黎煜确实是天才中的天才,这时候的他才九岁吧,竟然已经能够完整地弹出李斯特的《夜之和谐》,一支许多成名已久的钢琴家都不敢轻易挑战的练习曲,那时的自己年龄尚小,听不出这是什么曲子,可此时的白玉连却不同,少年时的他为了和黎煜有共同话题,也不知哪来的毅力,竟逼着自己听遍了各种能让他昏昏欲睡的经典音乐,所以此时自然能听出他弹的是什么。
白玉连曾想过,再见到这个人的时候,他或许会失控,会愤怒,会痛苦,会崩溃,甚至会怨恨,可现实却狠狠地给了他一计耳光,他发现,他仍然没办法对他产生丝毫怨恨之情,他仍旧控制不住自己贪恋地注视着这张脸的目光。
你看,我从小就喜欢你,到现在,还是这样。
白玉连,你果然跟那些人说的一样,犯贱啊,贱到骨子里了,无论被怎样对待,都是你活该。
心痛吗?痛,可也不致命啊,反正死不了,痛着痛着就习惯了呗,仿佛又回到了出车祸之前的时候,这种痛的滋味,他尝过太多次了。
小男孩不敢打扰他,自己撅着屁股拖了一张垫子过来,坐在大哥哥脚边,这个熊孩子也只有在黎煜身边时,才会如此乖觉。
害怕被讨厌啊……
一曲弹罢,黎煜合上了钢琴,看着脚边坐得端端正正的小男孩,嫌恶地皱起了眉。
“你怎么又来了?”
“连连来找哥哥玩,哥哥弹琴的话,连连一定不会打扰哥哥的。”
“不弹了,没心情了。”
“那我们来拼图吧,连连带了最新的拼图!”小男孩说罢取下了背上背着的小书包,拿出了一盒崭新的拼图。
“幼稚,你几岁了还玩这个?”
男孩眨了眨眼:“连连五岁了。”
黎煜没有再理他,径直在书架上取了一本书坐在窗边看。
见大哥哥不搭理自己了,男孩似乎有些委屈,撅起的小嘴都可以挂酱油瓶了,却也不敢哭闹,只是默默地将拼图摆出来自己玩,拼好一块,抬头看黎煜一眼,眼巴巴地想让大哥哥跟他一起玩。
这时,女主人端着带凉气的西瓜走了进来,见两个孩子各自坐在一边,都不说话,佯怒道:“煜煜,怎么不和弟弟一起玩?”

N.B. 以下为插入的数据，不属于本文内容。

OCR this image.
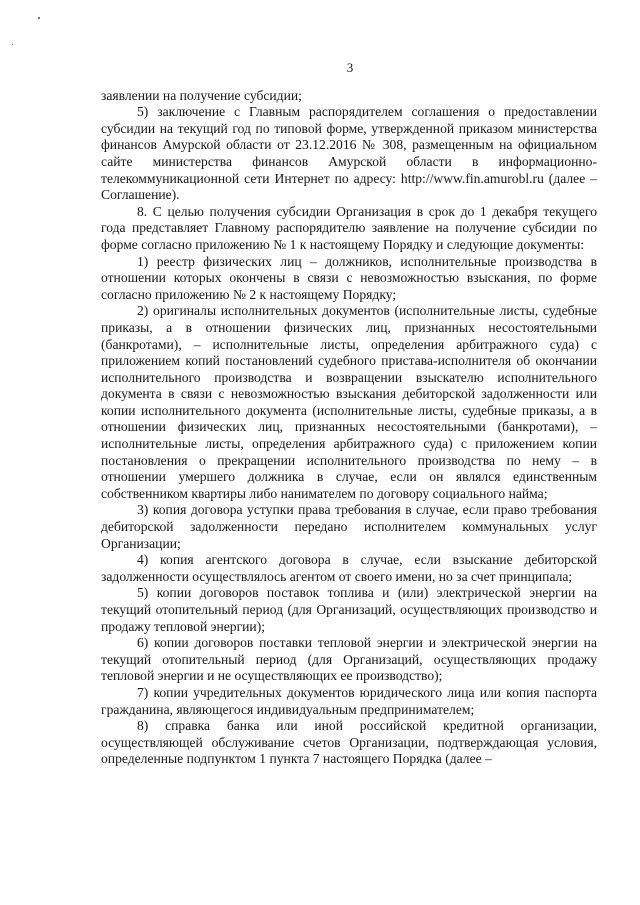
3

заявлении на получение субсидии;

5) заключение с Главным распорядителем соглашения о предоставлении субсидии на текущий год по типовой форме, утвержденной приказом министерства финансов Амурской области от 23.12.2016 № 308, размещенным на официальном сайте министерства финансов Амурской области в информационно-телекоммуникационной сети Интернет по адресу: http://www.fin.amurobl.ru (далее – Соглашение).

8. С целью получения субсидии Организация в срок до 1 декабря текущего года представляет Главному распорядителю заявление на получение субсидии по форме согласно приложению № 1 к настоящему Порядку и следующие документы:

1) реестр физических лиц – должников, исполнительные производства в отношении которых окончены в связи с невозможностью взыскания, по форме согласно приложению № 2 к настоящему Порядку;

2) оригиналы исполнительных документов (исполнительные листы, судебные приказы, а в отношении физических лиц, признанных несостоятельными (банкротами), – исполнительные листы, определения арбитражного суда) с приложением копий постановлений судебного пристава-исполнителя об окончании исполнительного производства и возвращении взыскателю исполнительного документа в связи с невозможностью взыскания дебиторской задолженности или копии исполнительного документа (исполнительные листы, судебные приказы, а в отношении физических лиц, признанных несостоятельными (банкротами), – исполнительные листы, определения арбитражного суда) с приложением копии постановления о прекращении исполнительного производства по нему – в отношении умершего должника в случае, если он являлся единственным собственником квартиры либо нанимателем по договору социального найма;

3) копия договора уступки права требования в случае, если право требования дебиторской задолженности передано исполнителем коммунальных услуг Организации;

4) копия агентского договора в случае, если взыскание дебиторской задолженности осуществлялось агентом от своего имени, но за счет принципала;

5) копии договоров поставок топлива и (или) электрической энергии на текущий отопительный период (для Организаций, осуществляющих производство и продажу тепловой энергии);

6) копии договоров поставки тепловой энергии и электрической энергии на текущий отопительный период (для Организаций, осуществляющих продажу тепловой энергии и не осуществляющих ее производство);

7) копии учредительных документов юридического лица или копия паспорта гражданина, являющегося индивидуальным предпринимателем;

8) справка банка или иной российской кредитной организации, осуществляющей обслуживание счетов Организации, подтверждающая условия, определенные подпунктом 1 пункта 7 настоящего Порядка (далее –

小男孩连忙摆手道:“连连很厉害的,可以自己拼好,不用哥哥帮忙,哥哥看书,连连拼图……”不赶他出去就好。
女主人放下西瓜,捏了捏男孩的脸,“阿姨知道连连最厉害了,渴了自己拿西瓜吃哦。”
男孩闻言一本正经地反驳道:“不,哥哥比连连厉害多了,哥哥会好多种乐器,拿了好多奖杯,没有人比哥哥厉害!”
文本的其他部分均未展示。